My country was the last to obtain freedom or democracy so to speak in Africa. The euphoria was very intoxicating and elating at the best. But reality set in, and people didn't know how to really deal with it.



These words, I find very accurate about what I am about to write; " The reason people find it hard to be happy is that they always see the past better than it was, the present worse than it is, and the future less resolved than it will be." - marcel pagnol.



We had apartheid rule in South Africa for forty or so years, and it was really difficult, especially for the people who lived all their lives right through it. Blacks had no rights, we were excluded from participating in many things, we were practically sidelined, we had no voice in terms of how our country was run.



Very few blacks had the priviledge of having financial benefits from their jobs, people changed jobs like restaurants and there were no worries in terms of employers.
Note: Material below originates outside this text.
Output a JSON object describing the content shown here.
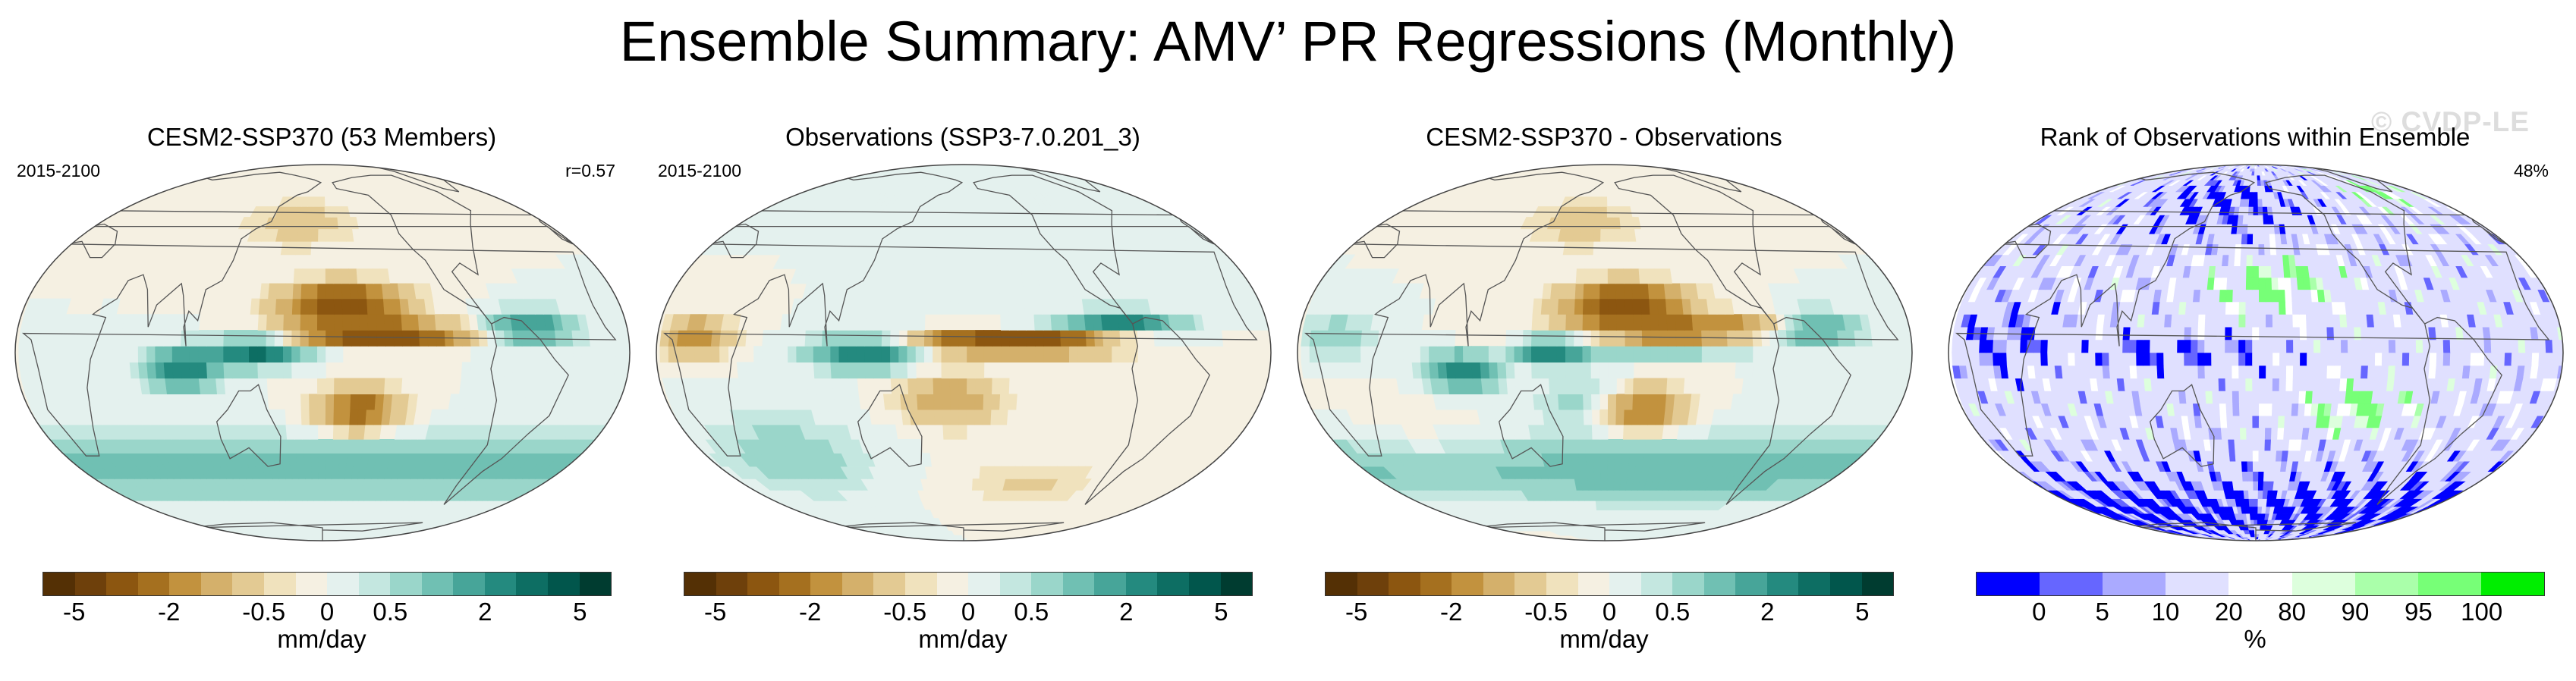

One worked in a particular factory and left on Friday after payday and started work on another on Monday, it was no problem, the bosses would just hire another, there were no monetary matters involved, sorting out of untaken leave pay and pension funds, nada, one simply walked out. I can count many insidents that most often blinded people to the truth of their exploitation, situations that provided for them hand to mouth. In their present opinion, it was better then, because no one was out of a job unless they chose so. Little did they know, most knew, but blinded themselves to the reality of the situation.



Today the country is besieged by worker's strikes, every other worker in South Africa has a right to strike, wether it's morality right or wrong, it doesn't matter. What matters is what they want, as to who suffers it's immaterial. At some stage patience died in hospitals due Medical staff on strike, now recently it was the Magistrates; now it's the teachers, whose actions contribute to scholars being disturbed from their studies, our children in schools become uncertain about what action are the teachers going to take next and that causes despondency in them.
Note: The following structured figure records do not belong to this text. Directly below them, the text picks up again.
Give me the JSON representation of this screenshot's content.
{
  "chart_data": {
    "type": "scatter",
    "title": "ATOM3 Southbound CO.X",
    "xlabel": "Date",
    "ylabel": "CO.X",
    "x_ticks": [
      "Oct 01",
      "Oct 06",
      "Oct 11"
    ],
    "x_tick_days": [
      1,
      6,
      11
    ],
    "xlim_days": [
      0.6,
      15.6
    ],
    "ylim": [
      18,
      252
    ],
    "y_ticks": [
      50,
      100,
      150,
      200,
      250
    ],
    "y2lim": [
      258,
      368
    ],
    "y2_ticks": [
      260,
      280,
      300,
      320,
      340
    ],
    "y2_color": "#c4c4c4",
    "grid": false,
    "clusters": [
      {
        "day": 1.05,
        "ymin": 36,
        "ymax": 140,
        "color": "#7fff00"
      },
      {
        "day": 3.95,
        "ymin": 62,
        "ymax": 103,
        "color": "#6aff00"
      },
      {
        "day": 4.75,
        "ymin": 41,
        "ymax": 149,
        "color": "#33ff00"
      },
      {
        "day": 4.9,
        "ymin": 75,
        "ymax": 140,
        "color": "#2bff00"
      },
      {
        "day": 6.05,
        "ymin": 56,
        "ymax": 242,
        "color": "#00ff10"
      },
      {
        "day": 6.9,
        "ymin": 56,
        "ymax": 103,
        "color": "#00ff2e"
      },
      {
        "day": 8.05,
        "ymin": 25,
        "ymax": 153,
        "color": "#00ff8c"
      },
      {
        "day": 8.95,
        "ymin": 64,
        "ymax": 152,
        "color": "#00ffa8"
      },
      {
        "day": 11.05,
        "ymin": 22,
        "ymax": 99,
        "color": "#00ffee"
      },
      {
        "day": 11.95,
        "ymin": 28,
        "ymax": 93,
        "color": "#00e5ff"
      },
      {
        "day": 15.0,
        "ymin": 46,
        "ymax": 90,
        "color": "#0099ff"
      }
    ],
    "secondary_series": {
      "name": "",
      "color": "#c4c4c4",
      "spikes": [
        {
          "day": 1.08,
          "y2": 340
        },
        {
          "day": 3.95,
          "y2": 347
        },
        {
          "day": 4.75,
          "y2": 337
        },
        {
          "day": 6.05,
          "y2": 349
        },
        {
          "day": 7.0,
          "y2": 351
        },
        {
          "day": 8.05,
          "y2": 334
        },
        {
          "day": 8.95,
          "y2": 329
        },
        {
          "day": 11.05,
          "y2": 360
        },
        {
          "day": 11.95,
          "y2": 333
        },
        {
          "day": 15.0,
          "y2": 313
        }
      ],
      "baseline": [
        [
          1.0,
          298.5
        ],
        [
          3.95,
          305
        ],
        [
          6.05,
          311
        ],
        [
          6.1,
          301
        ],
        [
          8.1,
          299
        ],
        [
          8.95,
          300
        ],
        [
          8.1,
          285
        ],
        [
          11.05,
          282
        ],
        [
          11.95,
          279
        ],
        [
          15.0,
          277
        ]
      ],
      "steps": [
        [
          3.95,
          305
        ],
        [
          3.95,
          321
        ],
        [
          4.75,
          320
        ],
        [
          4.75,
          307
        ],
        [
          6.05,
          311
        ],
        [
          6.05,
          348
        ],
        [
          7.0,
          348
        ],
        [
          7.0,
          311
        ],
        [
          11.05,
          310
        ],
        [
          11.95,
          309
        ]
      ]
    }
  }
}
There are the Unionists, they utter inciting words to their affiliates and once there is chaos and they are called to accountability, they are quick to say it's not their members who are responsible for vandalism, but criminal elements. If a senior official utters such words as "during apartheid we made this country ungovernable and we will make it ungovernable again." Are the situations the same, do they warrant the same treatment, is everyone benefiting from their making the country ungovernable as previously? NO, these strikes are about wage increases, do they represent everybody? NO again. If one chooses to exersice their constitutional right and go to work, thinking of their families needs, he is victimised and could possibly lose their lives and yet people speak of their rights. Who has them and who doesn't?